For the past two years, on my birthday, I used to write something that I thought holds enough wisdom and meaning to share with you. Now, as I turned 25, I feel like I don’t have anything to say—maybe why this post is a week late. Yes, I turned 25 last week, and I don’t know how to feel about it?
I do not feel pressured or being chased by time. As I said earlier this year, I will change my perspective towards it. Not that I have succeeded, I am still on the process of not dwelling too much on the thought of time passing; of time being wasted. And Mel’s post reminded me of something I said a few months back that I completely forgotten—the calm before the storm. I’m glad that those words left its impact and it gave me hope that if a friend remembers it, some of my readers might have remember my words as well, right? And I think blogging is really beautiful because we get to go back to our perspective before and we can see how much we have changed now. I’m pretty sure you read your old posts, too?
So, I went back to my old post on my birthday last year and tried to evaluate how I did after a year. Well, it is pretty much an awful year, but that does not mean I haven’t done a thing or two from the list I made.
I will get a tattoo on my next birthday – it did not happen, but that does not mean I won’t get it. I will still get it. I still have 11 months before I turn a year older again. What is time, anyway?
I will learn Hangul – yes, I am learning Hangul. I picked up the lessons again, and I am progressing.

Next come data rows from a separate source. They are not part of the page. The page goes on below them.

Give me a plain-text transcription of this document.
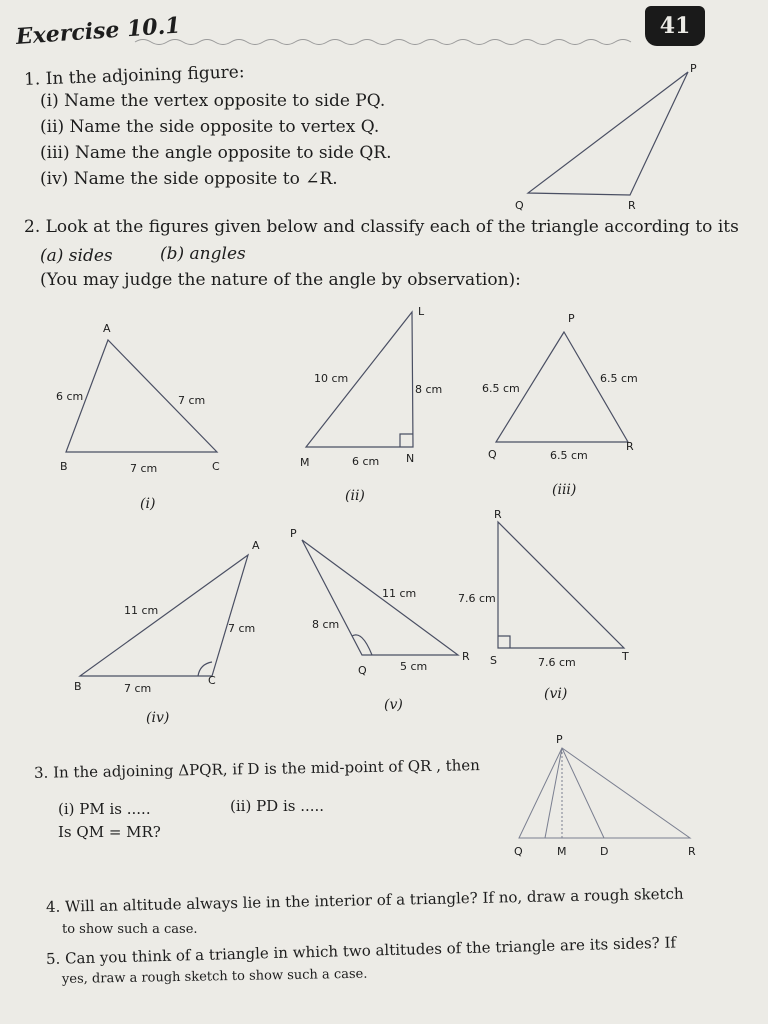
Exercise 10.1	41
1. In the adjoining figure:
(i) Name the vertex opposite to side PQ.
(ii) Name the side opposite to vertex Q.
(iii) Name the angle opposite to side QR.
(iv) Name the side opposite to ∠R.
P
Q	R
2. Look at the figures given below and classify each of the triangle according to its
(a) sides	(b) angles
(You may judge the nature of the angle by observation):
A
B	C
6 cm	7 cm
7 cm
(i)
L
M	N
10 cm
8 cm
6 cm
(ii)
P
Q
R
6.5 cm
6.5 cm
6.5 cm
(iii)
A
B	C
11 cm
7 cm
7 cm
(iv)
P
Q
R
8 cm
11 cm
5 cm
(v)
R
S	T
7.6 cm
7.6 cm
(vi)
3. In the adjoining ΔPQR, if D is the mid-point of QR , then
(i) PM is .....	(ii) PD is .....
Is QM = MR?
P
Q	M	D	R
4. Will an altitude always lie in the interior of a triangle? If no, draw a rough sketch
to show such a case.
5. Can you think of a triangle in which two altitudes of the triangle are its sides? If
yes, draw a rough sketch to show such a case.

I wish to be better at blogging – I don’t think so, but I am grateful that I still have readers. So, thank you.
I hope to finish my manuscript – I’m still working on that poetry book. It is also the reason why I am not publishing poems like I used to.
I want to be better in everything I do – Obviously, I failed this one. The mess I got from my previous job is still catching up on me. It has been almost a year, but I am still dealing with all the emotional stress.
I still have lots of worries but if I will let all those stop me from doing the things I love, for being happy even for just a moment, then is this life still worth living?
We all fuck up, and if we will always use those mistakes against each other, or even to ourselves, we will lose it altogether. My blogging and fangirling do not lessen the things I have to deal with. I am so far from getting better, but I know I will get there. I don’t know how many times I’ve said this but I must hold on to it.
On my 25th birthday, all I got to say as a wish was “Please.” One word but it means so much and weighs a lot. May all our pleas be heard. I’m not going to make a list anymore.
I will just focus on what I can do now—not later, not someday, but now.
And if you are wondering what I did to celebrate..
Well, I am not a fan of birthdays but I was really glad that I got to have taho during breakfast. It has been a childhood favorite and it is a treat that only morning people can have. Then, I’ve read some poetry.
I planned to sleep all day but knowing myself, sleep is not in my vocabulary. So, I did my monthly spread for July and I’m really happy of the outcome.
Also, my mother baked a banana cake. I was grateful.
Oh, I also watched two Japanese movies: From Me To You, and The Liar and His Lover. It was a good day.
Maybe as we grow older, birthdays become just that—birthdays. Or perhaps, it’s just me?